Ingmar Bergman's 1973 television miniseries about the dissolving marriage of college professor Johan and lawyer Marianne was blamed for an upswing in Swedish divorces. With its half-hour intermission, van Hove's innovative, but ultimately dull adaptation may, at best, cause an upswing in traffic at the nearest coffee shop.
The audience is divided into three groups for the first act because New York Theatre Workshop's East 4th Street auditorium has been reconfigured into three smaller ones. Emily Mann's English adaptation of Bergman's teleplay calls for three pairs of actors to simultaneously play individual half-hour scenes in front of one third of the patrons. Audience members then move to a new location and the actors all play their scenes to a new house. A third go at it insures that everyone has seen all three scenes.

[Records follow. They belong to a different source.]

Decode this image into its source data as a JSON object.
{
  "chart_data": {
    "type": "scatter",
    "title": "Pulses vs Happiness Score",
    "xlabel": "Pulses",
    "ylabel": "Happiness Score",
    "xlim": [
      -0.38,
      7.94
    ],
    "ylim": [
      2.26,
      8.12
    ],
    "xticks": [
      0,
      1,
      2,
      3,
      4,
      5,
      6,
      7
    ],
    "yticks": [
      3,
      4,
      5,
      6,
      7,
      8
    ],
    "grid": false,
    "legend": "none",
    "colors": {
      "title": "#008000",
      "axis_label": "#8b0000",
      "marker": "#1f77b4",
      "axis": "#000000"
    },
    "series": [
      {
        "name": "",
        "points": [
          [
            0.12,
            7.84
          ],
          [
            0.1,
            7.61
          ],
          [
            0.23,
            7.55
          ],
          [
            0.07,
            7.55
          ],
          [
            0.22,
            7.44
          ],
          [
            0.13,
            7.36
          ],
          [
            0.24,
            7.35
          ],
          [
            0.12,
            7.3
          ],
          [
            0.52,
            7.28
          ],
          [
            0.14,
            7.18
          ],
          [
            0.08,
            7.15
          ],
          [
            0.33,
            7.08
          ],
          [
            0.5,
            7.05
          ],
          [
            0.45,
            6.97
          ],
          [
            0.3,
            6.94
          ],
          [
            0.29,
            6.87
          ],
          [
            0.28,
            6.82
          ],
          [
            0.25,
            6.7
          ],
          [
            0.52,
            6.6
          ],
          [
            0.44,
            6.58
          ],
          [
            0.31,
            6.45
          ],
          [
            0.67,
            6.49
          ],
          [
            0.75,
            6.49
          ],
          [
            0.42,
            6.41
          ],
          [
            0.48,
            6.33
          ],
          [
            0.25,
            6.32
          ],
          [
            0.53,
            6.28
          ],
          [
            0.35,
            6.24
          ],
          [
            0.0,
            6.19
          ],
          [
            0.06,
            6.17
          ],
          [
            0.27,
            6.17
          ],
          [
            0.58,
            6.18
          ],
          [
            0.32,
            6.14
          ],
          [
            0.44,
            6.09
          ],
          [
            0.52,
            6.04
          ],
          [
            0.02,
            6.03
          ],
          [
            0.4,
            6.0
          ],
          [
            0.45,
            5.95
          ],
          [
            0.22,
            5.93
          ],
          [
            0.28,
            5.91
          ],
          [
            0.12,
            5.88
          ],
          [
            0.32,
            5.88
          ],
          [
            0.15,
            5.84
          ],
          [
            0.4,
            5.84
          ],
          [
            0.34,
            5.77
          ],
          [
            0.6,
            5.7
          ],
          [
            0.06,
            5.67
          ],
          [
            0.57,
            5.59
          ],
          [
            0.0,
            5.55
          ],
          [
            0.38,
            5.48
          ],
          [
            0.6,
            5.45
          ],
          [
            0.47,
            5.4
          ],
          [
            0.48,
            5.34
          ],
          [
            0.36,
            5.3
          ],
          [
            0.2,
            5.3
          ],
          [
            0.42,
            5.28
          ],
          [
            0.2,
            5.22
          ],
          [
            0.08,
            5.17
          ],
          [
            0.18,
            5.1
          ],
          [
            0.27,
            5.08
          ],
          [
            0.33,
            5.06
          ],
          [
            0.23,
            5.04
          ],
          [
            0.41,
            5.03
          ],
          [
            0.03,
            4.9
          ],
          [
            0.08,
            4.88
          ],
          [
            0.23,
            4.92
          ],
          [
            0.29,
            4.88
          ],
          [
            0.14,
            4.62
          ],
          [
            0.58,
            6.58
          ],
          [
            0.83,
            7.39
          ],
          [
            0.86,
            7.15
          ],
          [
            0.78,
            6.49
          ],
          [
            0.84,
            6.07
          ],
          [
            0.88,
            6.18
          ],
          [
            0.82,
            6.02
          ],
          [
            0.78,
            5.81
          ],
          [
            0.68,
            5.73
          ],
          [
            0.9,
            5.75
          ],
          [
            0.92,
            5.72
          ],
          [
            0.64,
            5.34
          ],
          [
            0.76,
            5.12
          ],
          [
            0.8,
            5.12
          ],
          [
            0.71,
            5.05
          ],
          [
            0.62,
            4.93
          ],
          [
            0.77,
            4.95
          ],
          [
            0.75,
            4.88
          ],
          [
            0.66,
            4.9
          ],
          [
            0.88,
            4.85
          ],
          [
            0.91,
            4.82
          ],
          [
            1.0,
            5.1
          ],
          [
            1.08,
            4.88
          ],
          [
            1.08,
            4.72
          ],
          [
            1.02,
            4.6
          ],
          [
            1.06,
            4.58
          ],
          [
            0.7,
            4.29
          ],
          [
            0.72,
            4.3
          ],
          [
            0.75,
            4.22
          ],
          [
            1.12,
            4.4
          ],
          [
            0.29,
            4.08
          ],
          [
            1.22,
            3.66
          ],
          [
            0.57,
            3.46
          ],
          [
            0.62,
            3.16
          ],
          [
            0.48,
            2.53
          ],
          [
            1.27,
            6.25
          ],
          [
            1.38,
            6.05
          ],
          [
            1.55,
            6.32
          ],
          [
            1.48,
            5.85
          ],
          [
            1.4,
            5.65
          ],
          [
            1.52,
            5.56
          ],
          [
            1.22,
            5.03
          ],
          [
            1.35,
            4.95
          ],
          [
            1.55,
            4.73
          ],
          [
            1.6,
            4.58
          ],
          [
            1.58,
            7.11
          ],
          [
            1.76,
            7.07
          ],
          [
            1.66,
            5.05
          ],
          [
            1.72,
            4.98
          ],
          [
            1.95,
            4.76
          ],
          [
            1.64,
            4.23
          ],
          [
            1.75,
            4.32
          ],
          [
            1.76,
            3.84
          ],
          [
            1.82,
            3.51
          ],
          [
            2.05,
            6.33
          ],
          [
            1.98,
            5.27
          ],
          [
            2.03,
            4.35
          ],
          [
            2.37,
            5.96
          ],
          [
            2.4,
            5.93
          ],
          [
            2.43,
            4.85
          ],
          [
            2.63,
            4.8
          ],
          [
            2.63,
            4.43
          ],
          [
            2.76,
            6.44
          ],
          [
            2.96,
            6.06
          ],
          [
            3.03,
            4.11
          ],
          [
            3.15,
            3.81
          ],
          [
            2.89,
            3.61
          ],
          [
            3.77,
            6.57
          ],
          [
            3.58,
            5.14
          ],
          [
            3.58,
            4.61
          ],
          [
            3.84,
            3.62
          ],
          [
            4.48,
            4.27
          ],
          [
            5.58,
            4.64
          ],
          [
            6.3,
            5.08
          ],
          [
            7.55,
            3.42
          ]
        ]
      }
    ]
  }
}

In one room, young Johan and Marianne (Alex Hurt and Susannah Flood) entertain a bickering couple (Erin Gann and Carmen Zilles) before cautiously discussing a life-changing moment in their lives. In another, slightly older Johan and Marianne (Dallas Roberts and Roslyn Ruff) try and piece together what they know is crumbling and in the third, the senior Marianne (Tina Benko) pathetically begs for her Johan (Arliss Howard) not to leave her after he says he's fallen in love with another woman.
The three spaces share a central backstage area, which is visible to the audience through windows, and louder moments from each scene are clearly heard by those trying to watch the others. Perhaps the point there is to have Johan and Marianne continually haunted by their past and future, but it's more of a distraction than an enhancement; especially when you're trying to watch a quiet moment but the intimacy is overwhelmed by the noise in the next room.
The triptych playhouse is replaced by in-the-round seating during intermission and yes, the second act begins with all three couples on stage simultaneously performing the sign-the-divorce-papers scene. The pairs vary in pacing and staging, adding much-needed textures, and things get heated up in more ways than one. After this showy climax, the remaining scenes seem superfluous.
Unfortunately, the quality of acting varies quite a bit among the ensemble members, but Benko does an outstanding job of playing Marianne as a wounded survivor who tries to keep her vulnerability safely hidden. Flood's animated energy as younger Marianne and Roberts' passionate masculinity are also worth noting.